I'd like to help beat this dead horse a bit...
I've had my Canon EOS 77D, a 24 megapixel camera with Canon's DIGIC 7 processor, for several months now. I bought it because I had no experience with mirrorless and didn't really know anything about it.
My wife was tired of me leaving the 77D on various manual settings or with random lenses on, she couldn't just pick it up and take pictures. I bought her a cheap Canon EOS M100 a couple of weeks ago as an early Christmas present. Camera is about as stripped-down of on-body controls as you can get, almost all of the settings are through on-screen menus, but the heart of the M100 is the same 24 megapixel sensor with dual-pixel autofocus and same DIGIC 7 processor as that 77D.

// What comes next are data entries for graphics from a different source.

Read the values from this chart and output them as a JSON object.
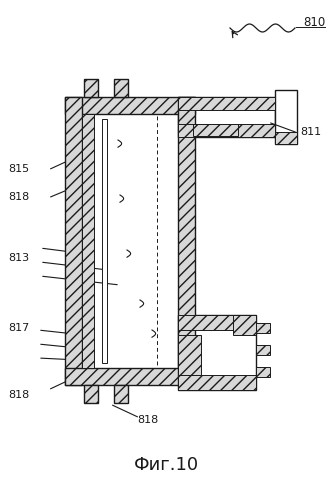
{
  "figure_label": "Фиг.10",
  "ref_810": "810",
  "ref_811": "811",
  "ref_813": "813",
  "ref_815": "815",
  "ref_817": "817",
  "ref_818": "818",
  "bg_color": "#ffffff",
  "line_color": "#1a1a1a",
  "hatch_color": "#555555",
  "figsize": [
    3.33,
    4.99
  ],
  "dpi": 100
}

I've played with the M100 a bit now, both with the 15-45mm EFM kit-lens for outdoors/bright light settings and with my 24mm f/2.8 EFS pancake lens on an adapter for indoors/darker lighting, and based on using that 24mm, we went out and bought the 22mm f/2 EFM pancake lens for indoors shooting. Both the native zoom lens and native prime lens are wonderful, and are incredibly small and easy to carry, providing excellent image quality simply because the lens designs don't have to leave an extra full inch between the lens and the sensor to make room for the mirror, and for the APS-C sensor, aren't based on designs that might originally have been for full-frame and don't use a mounting-flange designed to clear a 36mm by 24mm sensor. In short, being sized for the sensor and without a mirror, everything can be smaller and can still produce image quality rivaling the same sensor on a Canon DSLR.
I love shooting with my 77D, but had I known what mirrorless was about back when I was camera shopping, it's very likely I'd have ended up with either an M5, M6 with add-on viewfinder, or an M50, and not with another DSLR. But because I'd had years of hobbyist experience with a Rebel XS, I went with what was familiar in camera body size, and as such I have a fairly large camera backpack full of moderately large lenses. I won't be replacing the 77D anytime soon, and arguably there are still plenty of situations where I'd have to go with an EF or EFS lens and an adapter to get the right lens for the right setting, but I'd probably still be ahead of the game in size and weight even if I had to carry that adapter for decent telephoto zoom or for that power-zoom-control 18-135mm for video. Mirrorless is the direction of the future, so long as manufacturers figure out what they need. Sony seems to have gotten it, Canon is on its way. Others I couldn't say, but I suspect they're going to figure it out too if they still want to sell products.